Current Publication Date: 23/12/2006
Erris fishermen reject proposed funding application to Shell
by Fiona McGarry
A proposal that Shell E&P Ireland would provide funding to promote lobster stocks in the Erris area has been rejected by local fishermen because of their opposition to the proposed Corrib Gas terminal.
It’s understood that the proposal came from within the V-notching Committee of the Erris Inshore Fishermens’ Association. The committee is largely made up of lobster fishermen, and its chairperson is understood to have made a proposal to Shell E&P who run a €3 million investment scheme for community projects in the Erris region.
The proposal came before members of the EIFA last Saturday night at a meeting in Erris chaired by Declan Nee, Inshore Officer with Bord Iascaigh Mhara. Up to 24 members of EIFA attended and the majority view was that the proposal should be rejected. Pat O’Donnell of the EIFA told The Mayo Advertiser the proposal was turned down because of the fishermens’ long-running opposition to Shell’s terminal plan. The EIFA has fought the €200 million terminal plan consistently, over fears that discharge from a pipeline into Broadhaven Bay could pollute local fish stocks.
Declan Nee of BIM, described the funding proposal as “adventurous”, but told The Mayo Advertiser he was “100 per cent neutral” in the Corrib gas issue. Mr Nee stressed that BIM is firmly committed to funding the marine sector in Erris, no matter what other sources of money are available. He described the existing stocks of lobster in Broadhaven Bay as “in good shape”, but predicted that they will come under increasing pressure because of the ban on drift-net fishing for salmon.
Mr Nee said he had seen division in other marine communities and that he was “saddened” by what is happening in the Erris community. He said there appeared to be “entrenched views” on both sides.
When contacted by The Mayo Advertiser, Shell E&P Ireland pointed out that deadline for applications to its fund, for the first half of 2007, was December 1. The company said it was now reviewing the submissions received, and would not comment on any individual applications.

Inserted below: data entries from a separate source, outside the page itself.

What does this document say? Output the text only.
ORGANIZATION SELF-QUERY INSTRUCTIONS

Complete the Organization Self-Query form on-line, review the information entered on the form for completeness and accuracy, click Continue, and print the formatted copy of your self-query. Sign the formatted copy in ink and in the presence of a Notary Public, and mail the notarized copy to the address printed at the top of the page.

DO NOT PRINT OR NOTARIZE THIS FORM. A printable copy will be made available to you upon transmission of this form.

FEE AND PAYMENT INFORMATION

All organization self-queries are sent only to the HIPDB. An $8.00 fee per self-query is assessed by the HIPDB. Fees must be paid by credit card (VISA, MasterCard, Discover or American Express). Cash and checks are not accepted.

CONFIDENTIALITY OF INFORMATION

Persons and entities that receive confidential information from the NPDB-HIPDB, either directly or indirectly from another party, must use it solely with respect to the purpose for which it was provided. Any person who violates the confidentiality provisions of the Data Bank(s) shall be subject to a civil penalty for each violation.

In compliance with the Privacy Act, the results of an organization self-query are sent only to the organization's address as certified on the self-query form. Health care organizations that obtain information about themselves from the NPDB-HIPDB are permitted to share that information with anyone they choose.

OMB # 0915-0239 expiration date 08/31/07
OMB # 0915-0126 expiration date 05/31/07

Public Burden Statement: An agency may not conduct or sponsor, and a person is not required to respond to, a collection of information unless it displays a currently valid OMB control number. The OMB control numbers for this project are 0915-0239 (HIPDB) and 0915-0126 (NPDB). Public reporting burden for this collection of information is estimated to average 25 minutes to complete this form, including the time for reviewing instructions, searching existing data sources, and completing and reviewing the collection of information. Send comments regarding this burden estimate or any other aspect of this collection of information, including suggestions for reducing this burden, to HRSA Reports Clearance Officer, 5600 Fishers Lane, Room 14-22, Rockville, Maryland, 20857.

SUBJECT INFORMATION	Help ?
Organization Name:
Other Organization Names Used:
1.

In a separate development, the EIFA has recently met with Shell E&P and the Department of the Marine as part of the consultation process over the re-routing of other sections of the on-shore gas pipeline. Another meeting on the issue is scheduled for the new year.
Meanwhile, Údaras na Gaeltachta has given permission to Shell E&P Ireland to lease an empty factory building for use as office space. The former Carraig Donn factory in Belmullet is being made available to Shell E&P as a centre for local management of the Corrib Gas project. Up to 25 people will work at the centre when it is fully developed. The company itself will be responsible for the conversion works on the former factory building.